States of Fear: Science or Politics? - Michael Crichton

FloppyDisk90
Joined
Jun '12
FloppyDisk90

"By the way, your dichotomy is incorrect. One speaks of both the climate and weather of Boise. The distinction is not of geographic scale; it is in the scale of time."

I stand corrected.  Thank you for clarifying that there is indeed a difference between climate and weather.  Please inform ConservativeWanderer.

As for my "homespun" grass analogy, the point is you don't need a model of each blade of grass to arrive at a "reasonably accurate" prediction of the average height of your lawn a week into the future.  Hence, it is possible given a sufficiently accurate macro model of the climate, to predict global temperatures without resorting to summing N micro models, which was wanderer's contention.  You and I don't have an argument:  I agree that the current crop of models leave much to be desired.  That just tells me we should try harder and refine them. Wanderer and other folks in this thread want to abandon the effort all together.

FloppyDisk90
Joined
Jun '12
FloppyDisk90

Finally, only in your wishful thinking does the post at RealClimate invalidate the climate models.  Scenario B, current levels of forcing, is right on the money except for the last year or two where it's off by a few tenths of a degree.  Note that the scale of the entire graph is only approx 2 degrees C so all this talk about accuracy and precision is based on the models' failure to predict global temperatures down to the last tenth of a degree.

Edited on July 5, 2012 at 5:05am
drlorentz
Joined
Sep '10
drlorentz

FloppyDisk90: Finally, only in your wishful thinking does the post at RealClimate invalidate the climate models.  Scenario B, current levels of forcing, is right on the money except for the last year or two where it's off by a few tenths of a degree.  Note that the scale of the entire graph is only approx 2 degrees C so all this talk about accuracy and precision is based on the models' failure to predict global temperatures down to the last tenth of a degree. · 5 hours ago

Edited 3 hours ago

No need to get snippy. Instead, compare this figure from GISS with the one on RealClimate.

Fig.A2

The two figures use the same normalization. Feel free to verify that.

In 2011, Scenario C, the temperature anomaly at the beginning of this decade is 0.6C. Scenario B shows 1.0 C. Reality came in at 0.55C. I think you'll agree that Scenario C is closer. The discrepancy of 0.5C is about equal to the entire anomaly, i.e. 100% error - a pretty poor showing.
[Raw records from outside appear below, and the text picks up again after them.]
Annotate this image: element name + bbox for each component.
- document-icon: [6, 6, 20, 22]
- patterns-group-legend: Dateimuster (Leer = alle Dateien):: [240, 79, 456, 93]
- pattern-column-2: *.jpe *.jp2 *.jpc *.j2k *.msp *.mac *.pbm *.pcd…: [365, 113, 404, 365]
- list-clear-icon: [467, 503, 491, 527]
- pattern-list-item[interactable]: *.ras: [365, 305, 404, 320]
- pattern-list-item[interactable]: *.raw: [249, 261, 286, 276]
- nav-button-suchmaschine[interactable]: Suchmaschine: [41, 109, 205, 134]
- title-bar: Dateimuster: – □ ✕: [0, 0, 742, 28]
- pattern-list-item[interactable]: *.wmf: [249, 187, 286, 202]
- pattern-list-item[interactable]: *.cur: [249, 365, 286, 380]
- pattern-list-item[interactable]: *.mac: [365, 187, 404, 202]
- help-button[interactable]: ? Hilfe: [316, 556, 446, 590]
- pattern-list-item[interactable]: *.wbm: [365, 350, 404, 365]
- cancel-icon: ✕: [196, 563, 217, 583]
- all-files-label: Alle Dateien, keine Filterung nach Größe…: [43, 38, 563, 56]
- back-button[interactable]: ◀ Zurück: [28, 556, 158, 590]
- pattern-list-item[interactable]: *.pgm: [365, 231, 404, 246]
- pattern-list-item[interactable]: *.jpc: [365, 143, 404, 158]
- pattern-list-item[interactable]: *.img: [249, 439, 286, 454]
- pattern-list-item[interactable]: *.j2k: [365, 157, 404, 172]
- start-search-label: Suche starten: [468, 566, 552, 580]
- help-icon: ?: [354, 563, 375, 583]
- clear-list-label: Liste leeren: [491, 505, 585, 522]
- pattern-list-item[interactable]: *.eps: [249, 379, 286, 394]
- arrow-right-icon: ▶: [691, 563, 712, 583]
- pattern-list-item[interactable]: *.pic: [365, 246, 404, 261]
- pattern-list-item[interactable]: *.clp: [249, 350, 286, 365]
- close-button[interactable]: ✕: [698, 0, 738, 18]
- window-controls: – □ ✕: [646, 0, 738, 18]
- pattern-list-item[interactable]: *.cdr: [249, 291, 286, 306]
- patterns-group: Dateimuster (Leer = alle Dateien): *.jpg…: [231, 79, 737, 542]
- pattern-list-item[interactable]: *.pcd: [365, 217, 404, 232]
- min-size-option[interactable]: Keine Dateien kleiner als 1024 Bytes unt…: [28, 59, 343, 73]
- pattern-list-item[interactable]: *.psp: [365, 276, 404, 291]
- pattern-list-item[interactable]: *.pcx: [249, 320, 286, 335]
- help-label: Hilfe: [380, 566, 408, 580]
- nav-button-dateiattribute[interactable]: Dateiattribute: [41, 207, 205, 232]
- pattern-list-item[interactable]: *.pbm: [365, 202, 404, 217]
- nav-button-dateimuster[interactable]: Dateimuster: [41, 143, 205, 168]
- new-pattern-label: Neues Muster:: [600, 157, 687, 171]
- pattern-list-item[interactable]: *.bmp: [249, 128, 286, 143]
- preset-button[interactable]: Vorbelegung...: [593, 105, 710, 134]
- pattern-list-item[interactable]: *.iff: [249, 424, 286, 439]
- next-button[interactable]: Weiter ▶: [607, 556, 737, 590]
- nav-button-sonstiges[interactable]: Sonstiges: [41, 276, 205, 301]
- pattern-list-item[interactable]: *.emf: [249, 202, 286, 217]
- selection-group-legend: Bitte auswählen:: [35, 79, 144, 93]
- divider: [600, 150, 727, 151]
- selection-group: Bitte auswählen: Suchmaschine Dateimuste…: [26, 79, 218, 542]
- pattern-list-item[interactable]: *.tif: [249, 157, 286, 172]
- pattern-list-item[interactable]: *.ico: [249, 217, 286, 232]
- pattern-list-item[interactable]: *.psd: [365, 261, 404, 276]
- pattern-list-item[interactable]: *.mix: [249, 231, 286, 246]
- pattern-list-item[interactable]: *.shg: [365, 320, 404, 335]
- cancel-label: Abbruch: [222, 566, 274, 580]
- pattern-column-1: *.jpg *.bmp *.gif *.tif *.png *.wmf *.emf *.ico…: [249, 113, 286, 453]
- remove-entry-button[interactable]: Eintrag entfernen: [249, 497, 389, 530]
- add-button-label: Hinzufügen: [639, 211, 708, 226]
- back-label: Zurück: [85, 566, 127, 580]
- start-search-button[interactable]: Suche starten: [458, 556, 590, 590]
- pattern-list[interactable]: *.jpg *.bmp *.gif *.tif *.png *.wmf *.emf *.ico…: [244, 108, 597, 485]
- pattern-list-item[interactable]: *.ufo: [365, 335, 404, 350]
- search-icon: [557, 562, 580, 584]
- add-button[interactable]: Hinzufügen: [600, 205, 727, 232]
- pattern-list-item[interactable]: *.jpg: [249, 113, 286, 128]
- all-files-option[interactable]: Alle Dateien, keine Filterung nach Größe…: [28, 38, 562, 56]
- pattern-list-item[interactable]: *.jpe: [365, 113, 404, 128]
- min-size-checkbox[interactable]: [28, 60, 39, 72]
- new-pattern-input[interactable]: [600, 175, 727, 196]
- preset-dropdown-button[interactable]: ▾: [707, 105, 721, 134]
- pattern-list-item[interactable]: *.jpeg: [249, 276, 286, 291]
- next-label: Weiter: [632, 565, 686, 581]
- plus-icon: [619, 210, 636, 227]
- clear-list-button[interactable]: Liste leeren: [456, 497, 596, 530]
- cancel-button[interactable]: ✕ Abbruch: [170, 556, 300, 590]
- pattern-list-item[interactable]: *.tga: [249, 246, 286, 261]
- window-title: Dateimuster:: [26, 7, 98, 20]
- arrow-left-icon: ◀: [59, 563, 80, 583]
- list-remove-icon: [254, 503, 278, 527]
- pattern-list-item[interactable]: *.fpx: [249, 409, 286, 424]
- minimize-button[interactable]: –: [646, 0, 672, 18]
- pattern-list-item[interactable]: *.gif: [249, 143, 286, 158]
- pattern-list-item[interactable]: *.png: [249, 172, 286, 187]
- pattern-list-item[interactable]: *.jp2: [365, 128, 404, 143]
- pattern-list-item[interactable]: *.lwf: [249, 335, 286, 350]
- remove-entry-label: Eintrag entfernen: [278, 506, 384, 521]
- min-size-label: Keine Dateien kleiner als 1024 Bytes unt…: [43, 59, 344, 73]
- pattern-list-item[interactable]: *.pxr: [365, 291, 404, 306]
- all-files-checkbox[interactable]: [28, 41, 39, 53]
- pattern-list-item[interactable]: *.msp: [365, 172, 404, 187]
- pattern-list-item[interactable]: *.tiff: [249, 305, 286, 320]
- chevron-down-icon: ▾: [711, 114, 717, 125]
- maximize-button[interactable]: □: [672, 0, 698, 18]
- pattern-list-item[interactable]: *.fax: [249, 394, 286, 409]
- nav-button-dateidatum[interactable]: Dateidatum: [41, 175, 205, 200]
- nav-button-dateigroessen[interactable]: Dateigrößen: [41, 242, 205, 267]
A few tenths of a degree is what it's all about... if you think of 5 as "a few."

drlorentz
Joined
Sep '10
drlorentz

FloppyDisk90: "By the way, your dichotomy is incorrect. One speaks of both the climate and weather of Boise. The distinction is not of geographic scale; it is in the scale of time."
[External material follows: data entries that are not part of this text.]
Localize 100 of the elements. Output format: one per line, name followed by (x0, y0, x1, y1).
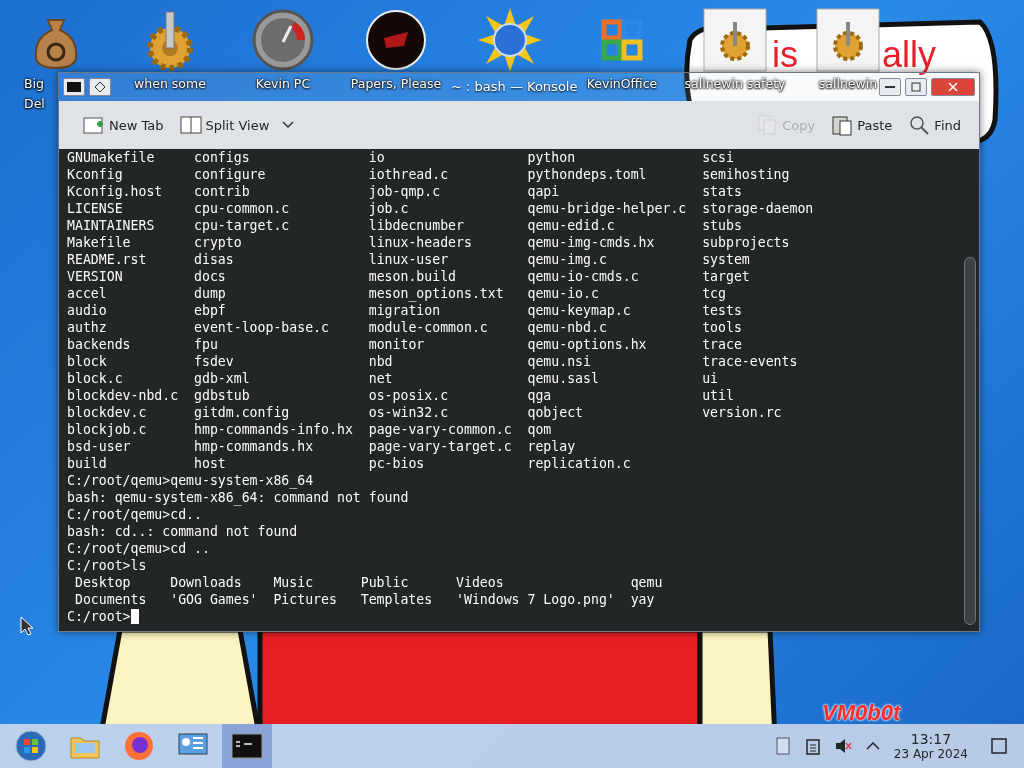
terminal-text: qemu.sasl (527, 370, 600, 387)
taskbar-app-button[interactable] (222, 724, 272, 768)
start-orb-icon (15, 730, 47, 762)
terminal-text: Desktop (74, 574, 132, 591)
firefox-icon (123, 730, 155, 762)
terminal-text: iothread.c (368, 166, 450, 183)
terminal-text: hmp-commands-info.hx (194, 421, 354, 438)
terminal-text: Pictures (273, 591, 338, 608)
terminal-text: qemu (630, 574, 664, 591)
terminal-text: qom (527, 421, 553, 438)
terminal-text: libdecnumber (368, 217, 465, 234)
terminal-text: replay (527, 438, 577, 455)
terminal-text: os-win32.c (368, 404, 450, 421)
terminal-text: qemu-edid.c (527, 217, 616, 234)
terminal-text: version.rc (702, 404, 783, 421)
minimize-button[interactable] (879, 78, 901, 96)
search-icon (908, 114, 931, 136)
terminal-icon (231, 730, 263, 762)
terminal-text: fpu (194, 336, 219, 353)
terminal-text: system (702, 251, 751, 268)
terminal-prompt: C:/root> (67, 609, 131, 624)
terminal-line: bash: qemu-system-x86_64: command not found (67, 489, 410, 506)
terminal-text: fsdev (194, 353, 235, 370)
muted-speaker-icon[interactable] (833, 737, 852, 755)
terminal-text: trace-events (702, 353, 799, 370)
terminal-text: crypto (194, 234, 243, 251)
terminal-text: job-qmp.c (368, 183, 442, 200)
terminal-text: qapi (527, 183, 561, 200)
terminal-text: host (194, 455, 227, 472)
terminal-text: gitdm.config (194, 404, 291, 421)
terminal-text: disas (194, 251, 235, 268)
split-view-button[interactable]: Split View (173, 110, 302, 140)
sun-globe-icon (478, 8, 542, 72)
icon-label: when some (134, 76, 206, 92)
maximize-icon (911, 82, 921, 92)
terminal-text: Templates (360, 591, 434, 608)
terminal-text: meson_options.txt (368, 285, 505, 302)
terminal-text: cpu-common.c (194, 200, 291, 217)
window-menu-button[interactable] (63, 78, 85, 96)
terminal-text: monitor (368, 336, 426, 353)
terminal-text: qemu-bridge-helper.c (527, 200, 688, 217)
terminal-text: contrib (194, 183, 251, 200)
terminal-text: qemu-io-cmds.c (527, 268, 640, 285)
terminal-text: job.c (368, 200, 410, 217)
terminal-text: python (527, 149, 577, 166)
gear-tile-icon (703, 8, 767, 72)
terminal-text: Documents (74, 591, 148, 608)
clipboard-icon[interactable] (803, 737, 822, 755)
icon-label: Papers, Please (350, 76, 442, 92)
terminal-text: tools (702, 319, 743, 336)
terminal-text: yay (630, 591, 656, 608)
show-desktop-icon[interactable] (990, 737, 1008, 755)
terminal-text: migration (368, 302, 442, 319)
terminal-text: qemu.nsi (527, 353, 592, 370)
icon-label: Big (24, 76, 44, 92)
scrollbar-thumb[interactable] (964, 257, 976, 625)
terminal-text: configs (194, 149, 251, 166)
terminal-text: blockdev.c (67, 404, 148, 421)
terminal-text: audio (67, 302, 108, 319)
terminal-text: Public (360, 574, 410, 591)
new-tab-icon (83, 114, 105, 136)
terminal-text: qemu-io.c (527, 285, 600, 302)
mouse-pointer-icon (20, 616, 34, 636)
terminal-text: block.c (67, 370, 124, 387)
terminal-text: 'Windows 7 Logo.png' (456, 591, 616, 608)
terminal-text: qobject (527, 404, 585, 421)
terminal-text: page-vary-target.c (368, 438, 513, 455)
terminal-text: MAINTAINERS (67, 217, 156, 234)
terminal-text: tcg (702, 285, 727, 302)
caret-icon (281, 120, 296, 130)
terminal-text: scsi (702, 149, 735, 166)
terminal-text: linux-headers (368, 234, 473, 251)
diamond-icon (95, 82, 105, 92)
terminal-text: target (702, 268, 751, 285)
terminal-text: os-posix.c (368, 387, 450, 404)
pin-button[interactable] (89, 78, 111, 96)
new-tab-button[interactable]: New Tab (77, 110, 170, 140)
terminal-text: LICENSE (67, 200, 124, 217)
window-title: ~ : bash — Konsole (451, 79, 578, 94)
paste-button[interactable]: Paste (825, 110, 899, 140)
terminal-text: dump (194, 285, 227, 302)
terminal-text: qemu-nbd.c (527, 319, 608, 336)
terminal-text: io (368, 149, 386, 166)
clock-time: 13:17 (910, 731, 952, 747)
terminal-text: linux-user (368, 251, 450, 268)
clock-date: 23 Apr 2024 (893, 746, 968, 761)
close-button[interactable] (931, 78, 975, 96)
clock[interactable]: 13:17 23 Apr 2024 (893, 731, 968, 761)
terminal-text: ebpf (194, 302, 227, 319)
wallpaper-text: ally (882, 34, 937, 76)
find-button[interactable]: Find (902, 110, 967, 140)
terminal-text: pythondeps.toml (527, 166, 648, 183)
terminal-text: module-common.c (368, 319, 489, 336)
terminal-text: Kconfig.host (67, 183, 164, 200)
terminal-line: C:/root/qemu>qemu-system-x86_64 (67, 472, 315, 489)
terminal-text: VERSION (67, 268, 124, 285)
text-cursor (130, 609, 139, 624)
terminal-text: bsd-user (67, 438, 132, 455)
terminal-text: replication.c (527, 455, 632, 472)
terminal-text: qemu-keymap.c (527, 302, 632, 319)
I stand corrected.  Thank you for clarifying that there is indeed a difference between climate and weather.  Please inform ConservativeWanderer.

You willfully misinterpreted my statement. I think you understand that the words weather and climate are used the way I described. That does not mean that I agree the distinction is a sharp or particularly useful one. People speak of climate and weather this way. That's what I said and that's what I meant.

drlorentz
Joined
Sep '10
drlorentz

Here's my lame attempt to overlay the two graphs:

graphs

It would be so much easier if I had the numerical data, but we must work with what we have.
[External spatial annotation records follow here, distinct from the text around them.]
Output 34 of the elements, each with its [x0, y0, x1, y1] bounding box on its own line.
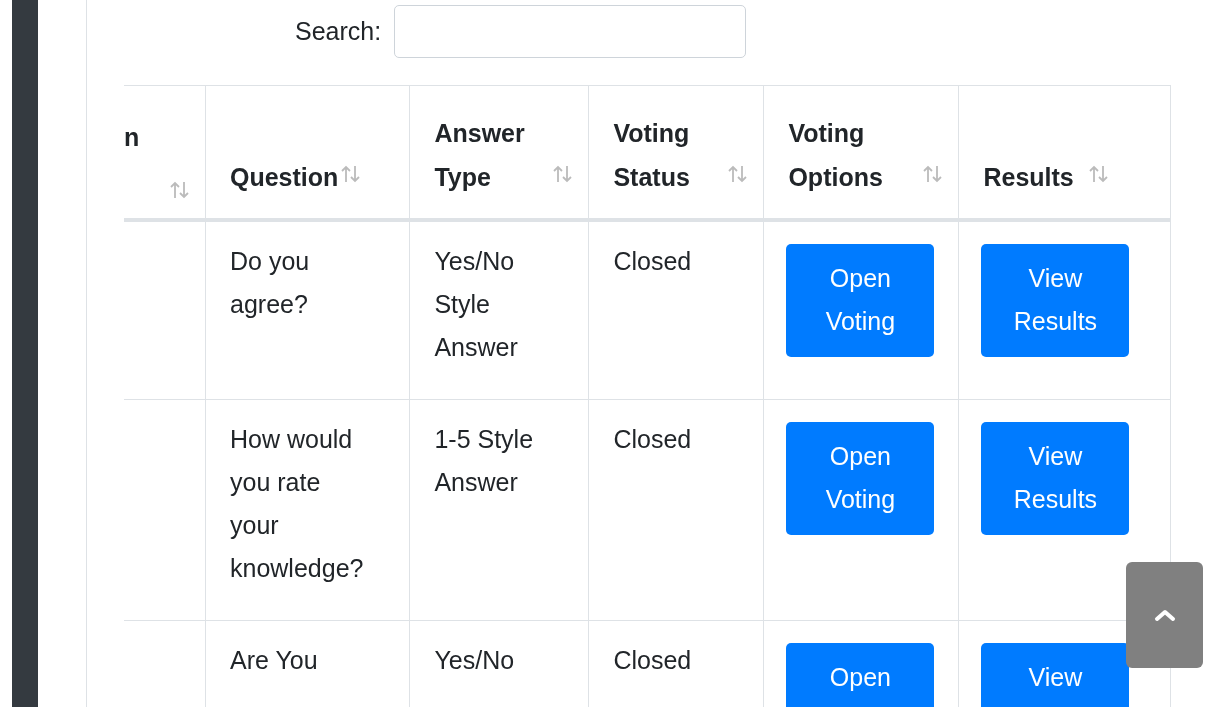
sort-icon[interactable] — [727, 163, 750, 184]
table-cell: Closed — [588, 399, 764, 620]
open-voting-button[interactable]: Open Voting — [786, 243, 935, 357]
open-voting-button[interactable]: Open Voting — [786, 421, 935, 535]
header-label: Voting Options — [788, 118, 884, 193]
column-header[interactable]: Voting Options — [763, 85, 959, 220]
open-voting-button[interactable]: Open — [786, 642, 935, 707]
chevron-up-icon — [1153, 608, 1176, 622]
view-results-button[interactable]: View — [981, 642, 1130, 707]
column-header[interactable]: Results — [958, 85, 1171, 220]
search-field[interactable] — [394, 5, 747, 58]
search-label: Search: — [295, 17, 382, 46]
header-label: Voting Status — [613, 118, 691, 193]
header-label: n — [124, 121, 140, 153]
header-label: Results — [983, 161, 1074, 193]
table-cell: Yes/No Style Answer — [409, 219, 589, 399]
column-header[interactable]: n — [124, 85, 206, 220]
sort-icon[interactable] — [552, 163, 575, 184]
sort-icon[interactable] — [340, 163, 363, 184]
column-header[interactable]: Answer Type — [409, 85, 589, 220]
view-results-button[interactable]: View Results — [981, 243, 1130, 357]
table-cell: 1-5 Style Answer — [409, 399, 589, 620]
header-label: Question — [230, 161, 339, 193]
table-cell: Do you agree? — [205, 219, 410, 399]
sort-icon[interactable] — [1087, 163, 1110, 184]
sort-icon[interactable] — [922, 163, 945, 184]
header-label: Answer Type — [434, 118, 526, 193]
column-header[interactable]: Voting Status — [588, 85, 764, 220]
column-header[interactable]: Question — [205, 85, 410, 220]
view-results-button[interactable]: View Results — [981, 421, 1130, 535]
table-cell: How would you rate your knowledge? — [205, 399, 410, 620]
scroll-to-top-button[interactable] — [1126, 562, 1203, 668]
sort-icon[interactable] — [169, 179, 191, 200]
table-cell: Closed — [588, 219, 764, 399]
By the way, I never said or implied that this invalidates anything, to use your term, FloppyDisk90. It's just not looking so good for the models right now. If the divergence continues for another decade or so, the modelers should have to face some tough questions. The other references I gave in an earlier post list other areas of disagreement that are more significant, most notably in the temperature distribution as a function of  latitude and height.

Please note that Scenario C assumes no further CO2 added, which would have been almost impossible to achieve. If the models can't distinguish between business as usual (Scenario B) and no more CO2 (Scenario C), then what good are they?

Do I have too much time on my hands or what?